NOVA Corp., Japan’s largest English conversation school chain, applied for court protection from creditors late last week under the Corporate Rehabilitation Law.
The group simultaneously announced that it would temporarily close all of its 900 schools, affecting approximately 400,000 students. The failure of the largest language school in history will have a huge impact on various sectors.
In April, the Supreme Court declared that NOVA violated the Specified Commercial Transactions Law when it refused to fully repay tuition fees when students cancelled their contracts.
The Economy, Trade and Industry Ministry pointed out 18 reported cases of illegal activity by NOVA over its refusal to refund tuition fees and other problems involving cancellations, and banned the firm from making new long-term contracts with students over a six-month period.
The scandal prompted a massive number of students to cancel their contracts, which resulted in a huge drain on NOVA’s cash resources, leading to delays in paying wages to employees, including teachers, and rent. Moreover, the group struggled to find enough native speakers as instructors, forcing it to cancel classes.
NOVA rapidly expanded its chain through an aggressive TV marketing campaign, but it failed to employ enough instructors to teach its rapidly growing student base. As a result, a large number of students complained that they had difficulties booking lessons.
NOVA should have downsized its network to an appropriate level to meet its responsibilities for lessons. However, the company was apparently unable to survive without long-term tuition fees that numerous students paid in advance.
While expanding, the quality of NOVA’s service declined and the group got into disputes with students over cancellations. The government regulator became unable to ignore their complaints and took punitive measures.
NOVA was inaugurated in the Shinsaibashi district of Osaka in 1981. Without employment regulations, no employee could complain about doing unpaid overtime as a result of delays in lessons. Its founder and president Nozomu Sahashi reportedly controlled the company as a dictator.
Sahashi was reportedly working out measures to rehabilitate the company at his own discretion. He looked for a backer from among major companies such as retailers, but failed to find one.
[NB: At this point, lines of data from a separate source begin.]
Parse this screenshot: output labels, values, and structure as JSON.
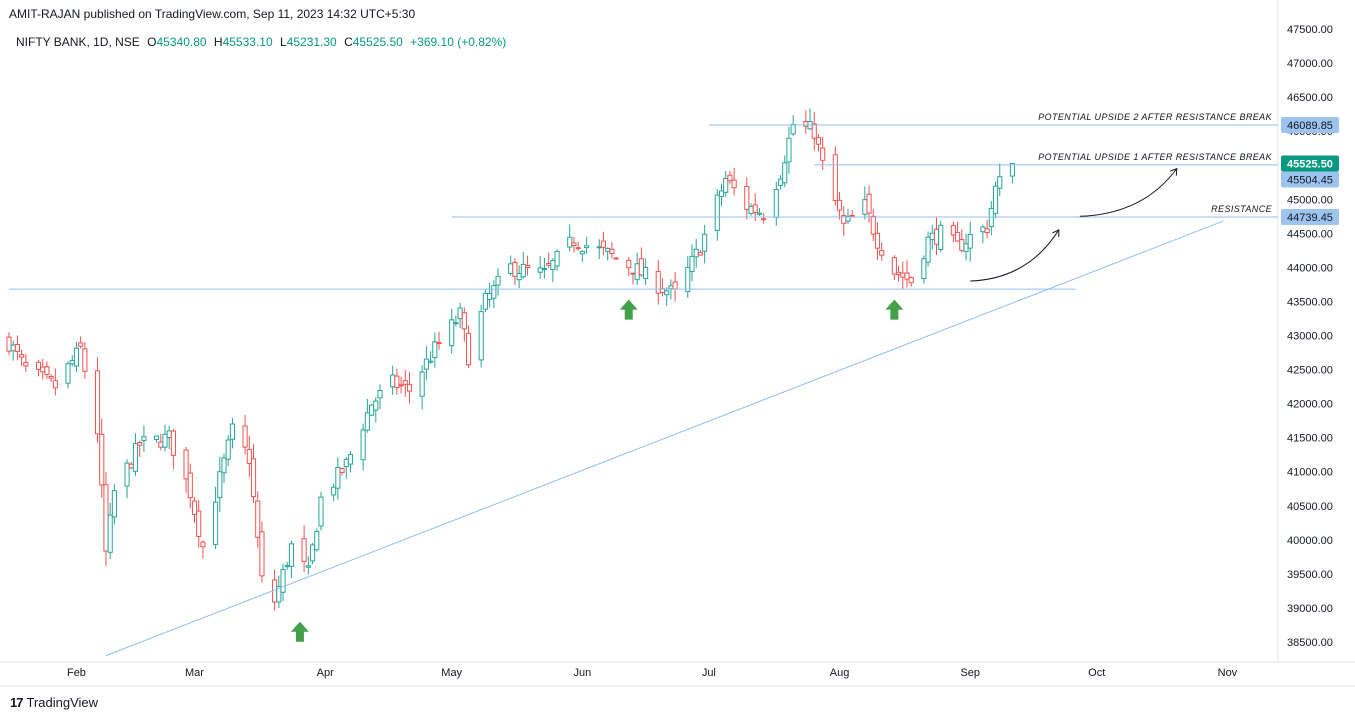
{
  "header": {
    "published": "AMIT-RAJAN published on TradingView.com, Sep 11, 2023 14:32 UTC+5:30"
  },
  "symbol": {
    "name": "NIFTY BANK, 1D, NSE",
    "open_label": "O",
    "open": "45340.80",
    "high_label": "H",
    "high": "45533.10",
    "low_label": "L",
    "low": "45231.30",
    "close_label": "C",
    "close": "45525.50",
    "change": "+369.10 (+0.82%)"
  },
  "brand": {
    "logo_text": "17",
    "name": "TradingView"
  },
  "colors": {
    "up": "#26a69a",
    "down": "#ef5350",
    "line": "#90bfec",
    "price_tag_green": "#089981",
    "price_tag_blue": "#9cc4ee",
    "arrow": "#43a047"
  },
  "chart_data": {
    "type": "candlestick",
    "ylim": [
      38200,
      47600
    ],
    "y_ticks": [
      38500,
      39000,
      39500,
      40000,
      40500,
      41000,
      41500,
      42000,
      42500,
      43000,
      43500,
      44000,
      44500,
      45000,
      45500,
      46000,
      46500,
      47000,
      47500
    ],
    "y_tick_labels": [
      "38500.00",
      "39000.00",
      "39500.00",
      "40000.00",
      "40500.00",
      "41000.00",
      "41500.00",
      "42000.00",
      "42500.00",
      "43000.00",
      "43500.00",
      "44000.00",
      "44500.00",
      "45000.00",
      "45500.00",
      "46000.00",
      "46500.00",
      "47000.00",
      "47500.00"
    ],
    "x_range": [
      "2023-01-16",
      "2023-11-13"
    ],
    "x_ticks": [
      {
        "date": "2023-02-01",
        "label": "Feb"
      },
      {
        "date": "2023-03-01",
        "label": "Mar"
      },
      {
        "date": "2023-04-01",
        "label": "Apr"
      },
      {
        "date": "2023-05-01",
        "label": "May"
      },
      {
        "date": "2023-06-01",
        "label": "Jun"
      },
      {
        "date": "2023-07-01",
        "label": "Jul"
      },
      {
        "date": "2023-08-01",
        "label": "Aug"
      },
      {
        "date": "2023-09-01",
        "label": "Sep"
      },
      {
        "date": "2023-10-01",
        "label": "Oct"
      },
      {
        "date": "2023-11-01",
        "label": "Nov"
      }
    ],
    "anchors": [
      {
        "date": "2023-01-16",
        "close": 42900
      },
      {
        "date": "2023-01-20",
        "close": 42500
      },
      {
        "date": "2023-01-27",
        "close": 42250
      },
      {
        "date": "2023-02-02",
        "close": 42800
      },
      {
        "date": "2023-02-06",
        "close": 41600
      },
      {
        "date": "2023-02-08",
        "close": 39800
      },
      {
        "date": "2023-02-10",
        "close": 40700
      },
      {
        "date": "2023-02-16",
        "close": 41400
      },
      {
        "date": "2023-02-23",
        "close": 41500
      },
      {
        "date": "2023-02-28",
        "close": 40700
      },
      {
        "date": "2023-03-03",
        "close": 39900
      },
      {
        "date": "2023-03-07",
        "close": 40900
      },
      {
        "date": "2023-03-10",
        "close": 41600
      },
      {
        "date": "2023-03-14",
        "close": 41200
      },
      {
        "date": "2023-03-17",
        "close": 39400
      },
      {
        "date": "2023-03-20",
        "close": 39100
      },
      {
        "date": "2023-03-24",
        "close": 39900
      },
      {
        "date": "2023-03-28",
        "close": 39500
      },
      {
        "date": "2023-03-31",
        "close": 40600
      },
      {
        "date": "2023-04-06",
        "close": 41100
      },
      {
        "date": "2023-04-12",
        "close": 42000
      },
      {
        "date": "2023-04-17",
        "close": 42300
      },
      {
        "date": "2023-04-21",
        "close": 42200
      },
      {
        "date": "2023-04-27",
        "close": 42800
      },
      {
        "date": "2023-05-03",
        "close": 43300
      },
      {
        "date": "2023-05-05",
        "close": 42700
      },
      {
        "date": "2023-05-09",
        "close": 43500
      },
      {
        "date": "2023-05-15",
        "close": 44000
      },
      {
        "date": "2023-05-23",
        "close": 43900
      },
      {
        "date": "2023-05-30",
        "close": 44400
      },
      {
        "date": "2023-06-07",
        "close": 44200
      },
      {
        "date": "2023-06-13",
        "close": 44000
      },
      {
        "date": "2023-06-20",
        "close": 43700
      },
      {
        "date": "2023-06-23",
        "close": 43600
      },
      {
        "date": "2023-06-29",
        "close": 44300
      },
      {
        "date": "2023-07-05",
        "close": 45300
      },
      {
        "date": "2023-07-10",
        "close": 44900
      },
      {
        "date": "2023-07-14",
        "close": 44800
      },
      {
        "date": "2023-07-18",
        "close": 45400
      },
      {
        "date": "2023-07-21",
        "close": 46100
      },
      {
        "date": "2023-07-26",
        "close": 46000
      },
      {
        "date": "2023-07-28",
        "close": 45500
      },
      {
        "date": "2023-08-02",
        "close": 44600
      },
      {
        "date": "2023-08-07",
        "close": 44900
      },
      {
        "date": "2023-08-10",
        "close": 44400
      },
      {
        "date": "2023-08-14",
        "close": 43950
      },
      {
        "date": "2023-08-18",
        "close": 43800
      },
      {
        "date": "2023-08-22",
        "close": 44400
      },
      {
        "date": "2023-08-25",
        "close": 44500
      },
      {
        "date": "2023-08-29",
        "close": 44300
      },
      {
        "date": "2023-09-01",
        "close": 44450
      },
      {
        "date": "2023-09-05",
        "close": 44600
      },
      {
        "date": "2023-09-07",
        "close": 45150
      },
      {
        "date": "2023-09-11",
        "open": 45340.8,
        "high": 45533.1,
        "low": 45231.3,
        "close": 45525.5
      }
    ],
    "horizontal_lines": [
      {
        "price": 46089.85,
        "from": "2023-07-01",
        "to": "2023-11-13"
      },
      {
        "price": 45504.45,
        "from": "2023-07-26",
        "to": "2023-11-13"
      },
      {
        "price": 44739.45,
        "from": "2023-05-01",
        "to": "2023-11-13"
      },
      {
        "price": 43680,
        "from": "2023-01-16",
        "to": "2023-09-26"
      }
    ],
    "trend_line": {
      "from_date": "2023-02-08",
      "from_price": 38300,
      "to_date": "2023-10-31",
      "to_price": 44680
    },
    "annotations": [
      {
        "text": "POTENTIAL UPSIDE 2 AFTER RESISTANCE BREAK",
        "price": 46089.85
      },
      {
        "text": "POTENTIAL UPSIDE 1 AFTER RESISTANCE BREAK",
        "price": 45504.45
      },
      {
        "text": "RESISTANCE",
        "price": 44739.45
      }
    ],
    "price_tags": [
      {
        "value": "46089.85",
        "style": "blue"
      },
      {
        "value": "45525.50",
        "style": "green"
      },
      {
        "value": "45504.45",
        "style": "blue"
      },
      {
        "value": "44739.45",
        "style": "blue"
      }
    ],
    "up_arrows": [
      {
        "date": "2023-03-26",
        "price": 38650
      },
      {
        "date": "2023-06-12",
        "price": 43380
      },
      {
        "date": "2023-08-14",
        "price": 43380
      }
    ],
    "curved_arrows": [
      {
        "from_date": "2023-09-01",
        "from_price": 43800,
        "to_date": "2023-09-22",
        "to_price": 44550
      },
      {
        "from_date": "2023-09-27",
        "from_price": 44750,
        "to_date": "2023-10-20",
        "to_price": 45450
      }
    ]
  }
}
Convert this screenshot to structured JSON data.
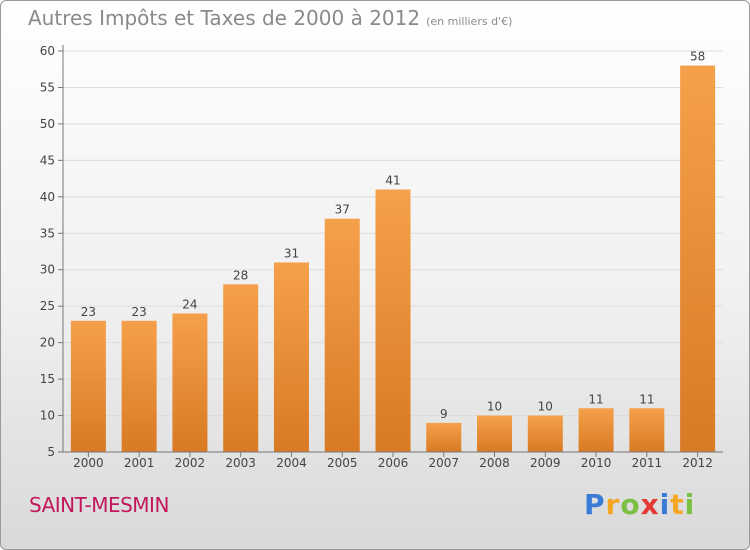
{
  "header": {
    "title": "Autres Impôts et Taxes de 2000 à 2012",
    "unit": "(en milliers d'€)"
  },
  "footer": {
    "city": "SAINT-MESMIN",
    "logo_letters": [
      "P",
      "r",
      "o",
      "x",
      "i",
      "t",
      "i"
    ],
    "logo_colors": [
      "#3a7bd5",
      "#f5a623",
      "#7bc043",
      "#e53935",
      "#3a7bd5",
      "#f5a623",
      "#7bc043"
    ]
  },
  "chart_data": {
    "type": "bar",
    "title": "Autres Impôts et Taxes de 2000 à 2012",
    "subtitle": "(en milliers d'€)",
    "categories": [
      "2000",
      "2001",
      "2002",
      "2003",
      "2004",
      "2005",
      "2006",
      "2007",
      "2008",
      "2009",
      "2010",
      "2011",
      "2012"
    ],
    "values": [
      23,
      23,
      24,
      28,
      31,
      37,
      41,
      9,
      10,
      10,
      11,
      11,
      58
    ],
    "value_labels": [
      "23",
      "23",
      "24",
      "28",
      "31",
      "37",
      "41",
      "9",
      "10",
      "10",
      "11",
      "11",
      "58"
    ],
    "yticks": [
      "5",
      "10",
      "15",
      "20",
      "25",
      "30",
      "35",
      "40",
      "45",
      "50",
      "55",
      "60"
    ],
    "ylim": [
      5,
      60
    ],
    "xlabel": "",
    "ylabel": "",
    "grid": true,
    "legend": "none",
    "bar_color": "#f5a04a",
    "bar_color_dark": "#d97a24"
  }
}
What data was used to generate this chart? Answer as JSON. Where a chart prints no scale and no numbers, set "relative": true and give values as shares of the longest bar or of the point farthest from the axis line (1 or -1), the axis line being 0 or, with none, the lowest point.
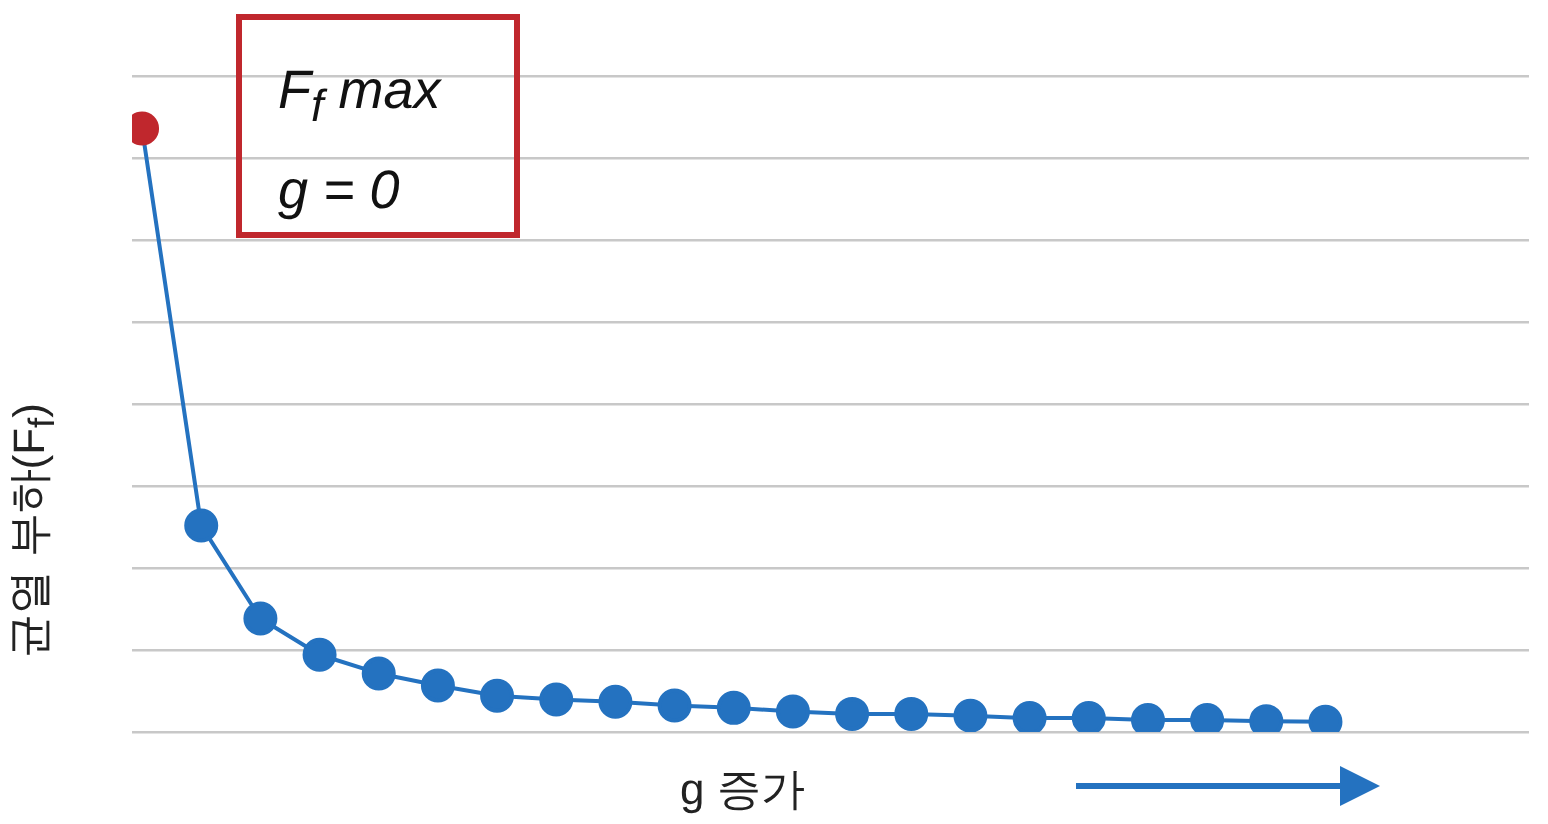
{
  "chart_data": {
    "type": "line",
    "relative": true,
    "xlabel": "g 증가",
    "ylabel": "균열 부하(F$_{f}$)",
    "annotations": [
      "F$_{f}$ max\ng = 0"
    ],
    "categories": [
      null,
      null,
      null,
      null,
      null,
      null,
      null,
      null,
      null,
      null,
      null,
      null,
      null,
      null,
      null,
      null,
      null,
      null,
      null,
      null,
      null
    ],
    "series": [
      {
        "color": "#2472c0",
        "colors": [
          "#c0272d",
          "#2472c0",
          "#2472c0",
          "#2472c0",
          "#2472c0",
          "#2472c0",
          "#2472c0",
          "#2472c0",
          "#2472c0",
          "#2472c0",
          "#2472c0",
          "#2472c0",
          "#2472c0",
          "#2472c0",
          "#2472c0",
          "#2472c0",
          "#2472c0",
          "#2472c0",
          "#2472c0",
          "#2472c0",
          "#2472c0"
        ],
        "values": [
          1,
          0.342,
          0.188,
          0.128,
          0.097,
          0.077,
          0.06,
          0.054,
          0.05,
          0.044,
          0.04,
          0.034,
          0.03,
          0.03,
          0.027,
          0.023,
          0.023,
          0.02,
          0.02,
          0.018,
          0.017
        ]
      }
    ],
    "grid": "y",
    "legend": false,
    "tick_labels": false,
    "marker": "circle",
    "line_style": "solid"
  }
}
His plan to raise funds necessary to rehabilitate the company lacked transparency. Other board members consequently chose to dismiss Sahashi and make a fresh start by filing for court protection under the Corporate Rehabilitation Law.
The problem is that most of the 40 billion odd yen in advance tuition fees is unlikely to be refunded to students. Priority has been placed on wage payments and debt repayments to financial institutions, and the reminder is expected to be small judging from the volume of the company’s assets.
NOVA’s advantages are its name recognition and its scale as the largest company in the industry. It can continue its business [in the extremely unlikely event] it finds an investor to support its efforts to rehabilitate itself.
The Health, Labor and Welfare Ministry has opened consultation centers at its Tokyo and Osaka labor bureaus to provide counseling to NOVA instructors about problems involving their employment and unpaid wages.
In one case in which a language school went under, NOVA and other major conversation schools took over its students and provided lessons for which they had paid in advance.
It is an urgent task to find a new backer so that NOVA can reopen its doors at an early date. But there are difficulties involving resumption of lessons because NOVA is a huge company. Those involved in its rehabilitation are urged to do their utmost to resume lessons, including facilitating a takeover of students by rival companies.